Chainalysis Suggests Just 376 Individuals Hold 33% of All Ether Cryptocurrency


As of May 1, a third of all ether, ethereum’s native cryptocurrency is owned by just 376 whales, as indicated by a recently published study by Blockchain analysis startup Chainalysis on Wednesday.

As per the report, these 376 individuals control 33 percent of the circulating supply in 2019. Remarkably a number that is down from levels seen in 2016 and 2017. While the study asserts that these whales have “no meaningful” impact on the ETH price, they do increase intraday volatility in the cryptocurrency market when they make large sell-offs.

As per Chainalysis, whales are the top 500 holders of cryptocurrency, excluding services, who store their holdings off exchanges. The findings further asserted that ether whales currently account for just 7 percent of all transaction activity. The majority (around 60 percent) of these whales aren’t active traders, meaning they are holding their assets and are not regularly trading on cryptocurrency exchanges.

Chainalysis stated that they consistently hold 25–40 percent of the circulating supply of ETH and account for only 5-18 percent of transaction volume. Using a vector autoregression (VAR) model that is commonly employed in financial time series analysis, Chainalysis further figured that ETH prices follow bitcoin (BTC) prices.

On average, a 1 percent increase in BTC price yesterday leads to a 1.1 percent increase in ETH price today. However, the study did not find a “statistically significant” impact of BTC prices on ETH’s intraday volatility. The study further analyzed the impact of whales sending and receiving funds to and from exchanges using a VAR model.
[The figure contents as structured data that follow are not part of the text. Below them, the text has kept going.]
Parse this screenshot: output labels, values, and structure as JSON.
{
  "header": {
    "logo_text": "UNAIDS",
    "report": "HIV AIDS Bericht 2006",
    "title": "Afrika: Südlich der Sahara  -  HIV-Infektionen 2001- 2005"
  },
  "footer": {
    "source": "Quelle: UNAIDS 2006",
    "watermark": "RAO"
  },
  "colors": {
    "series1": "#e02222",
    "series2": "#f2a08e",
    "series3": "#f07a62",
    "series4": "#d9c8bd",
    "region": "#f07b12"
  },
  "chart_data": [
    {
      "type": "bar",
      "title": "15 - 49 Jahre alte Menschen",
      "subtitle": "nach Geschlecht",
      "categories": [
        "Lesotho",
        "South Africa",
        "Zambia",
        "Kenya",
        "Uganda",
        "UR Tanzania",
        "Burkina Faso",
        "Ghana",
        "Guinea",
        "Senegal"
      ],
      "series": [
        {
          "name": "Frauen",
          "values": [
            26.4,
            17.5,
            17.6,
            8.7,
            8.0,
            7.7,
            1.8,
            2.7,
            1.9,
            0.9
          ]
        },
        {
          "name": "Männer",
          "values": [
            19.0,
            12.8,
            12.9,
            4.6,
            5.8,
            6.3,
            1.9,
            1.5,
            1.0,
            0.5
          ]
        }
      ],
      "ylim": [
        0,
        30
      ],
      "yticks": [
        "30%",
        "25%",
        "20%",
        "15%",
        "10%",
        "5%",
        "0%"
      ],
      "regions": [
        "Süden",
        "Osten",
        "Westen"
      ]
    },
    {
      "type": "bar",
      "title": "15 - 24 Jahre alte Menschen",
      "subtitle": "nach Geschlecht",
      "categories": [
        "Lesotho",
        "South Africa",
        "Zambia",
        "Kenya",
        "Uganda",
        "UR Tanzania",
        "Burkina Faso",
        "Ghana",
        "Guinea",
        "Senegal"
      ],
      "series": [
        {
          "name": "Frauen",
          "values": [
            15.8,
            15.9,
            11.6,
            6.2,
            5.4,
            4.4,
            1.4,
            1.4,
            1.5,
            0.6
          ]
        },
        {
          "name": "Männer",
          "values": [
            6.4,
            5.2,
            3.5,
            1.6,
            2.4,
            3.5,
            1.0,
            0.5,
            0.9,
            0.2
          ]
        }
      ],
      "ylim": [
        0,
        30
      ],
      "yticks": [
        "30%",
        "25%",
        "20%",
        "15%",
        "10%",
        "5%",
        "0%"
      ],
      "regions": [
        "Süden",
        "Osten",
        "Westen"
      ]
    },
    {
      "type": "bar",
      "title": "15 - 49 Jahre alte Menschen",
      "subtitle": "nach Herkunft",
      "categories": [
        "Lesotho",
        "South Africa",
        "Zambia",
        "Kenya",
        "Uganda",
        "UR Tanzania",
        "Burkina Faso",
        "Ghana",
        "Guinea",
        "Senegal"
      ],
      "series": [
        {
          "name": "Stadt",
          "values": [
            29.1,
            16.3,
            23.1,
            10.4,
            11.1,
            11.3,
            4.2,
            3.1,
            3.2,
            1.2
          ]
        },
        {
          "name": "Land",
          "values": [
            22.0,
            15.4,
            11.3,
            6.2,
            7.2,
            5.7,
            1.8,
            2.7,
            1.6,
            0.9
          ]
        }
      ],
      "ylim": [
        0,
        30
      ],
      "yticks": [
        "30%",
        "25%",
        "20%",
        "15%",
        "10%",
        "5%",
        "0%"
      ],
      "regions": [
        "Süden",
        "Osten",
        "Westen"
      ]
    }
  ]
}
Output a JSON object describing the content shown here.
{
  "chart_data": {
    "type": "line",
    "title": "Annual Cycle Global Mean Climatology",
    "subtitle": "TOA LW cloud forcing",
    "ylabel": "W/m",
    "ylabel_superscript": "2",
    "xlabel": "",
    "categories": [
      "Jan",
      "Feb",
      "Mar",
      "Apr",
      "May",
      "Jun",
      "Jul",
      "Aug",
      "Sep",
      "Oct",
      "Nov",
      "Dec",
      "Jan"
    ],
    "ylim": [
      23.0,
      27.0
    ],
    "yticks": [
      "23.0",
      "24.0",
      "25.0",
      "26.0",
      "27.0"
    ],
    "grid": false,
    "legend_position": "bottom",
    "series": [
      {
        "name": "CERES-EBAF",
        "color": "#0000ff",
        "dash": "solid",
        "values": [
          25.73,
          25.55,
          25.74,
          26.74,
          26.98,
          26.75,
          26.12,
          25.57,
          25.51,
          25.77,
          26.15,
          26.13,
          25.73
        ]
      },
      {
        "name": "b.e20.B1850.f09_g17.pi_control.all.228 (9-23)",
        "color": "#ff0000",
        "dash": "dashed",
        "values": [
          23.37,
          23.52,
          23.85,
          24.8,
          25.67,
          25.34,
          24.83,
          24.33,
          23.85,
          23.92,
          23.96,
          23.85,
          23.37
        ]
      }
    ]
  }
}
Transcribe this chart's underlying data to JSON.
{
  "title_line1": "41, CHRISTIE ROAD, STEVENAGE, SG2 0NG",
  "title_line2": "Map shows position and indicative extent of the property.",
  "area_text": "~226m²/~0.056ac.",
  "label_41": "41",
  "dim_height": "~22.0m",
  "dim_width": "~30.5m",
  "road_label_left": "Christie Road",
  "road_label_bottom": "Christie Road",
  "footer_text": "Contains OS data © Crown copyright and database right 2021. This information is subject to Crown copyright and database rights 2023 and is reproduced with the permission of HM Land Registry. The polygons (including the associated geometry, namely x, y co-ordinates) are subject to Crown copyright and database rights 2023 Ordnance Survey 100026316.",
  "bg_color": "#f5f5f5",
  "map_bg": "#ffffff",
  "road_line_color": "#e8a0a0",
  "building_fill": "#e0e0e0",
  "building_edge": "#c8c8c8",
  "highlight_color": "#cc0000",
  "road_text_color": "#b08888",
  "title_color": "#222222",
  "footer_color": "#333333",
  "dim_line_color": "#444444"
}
As per the finding, funds sent do impact volatility but not price, while funds received have no impact either on prices or intraday volatility. Chainalysis concluded

“These preliminary findings are consistent with the literature on stock market prices and volatility. Academics have found that large anomalous fluctuations in traded volumes of particular stocks, notably the S&P 500, tend to impact volatility and not price levels.”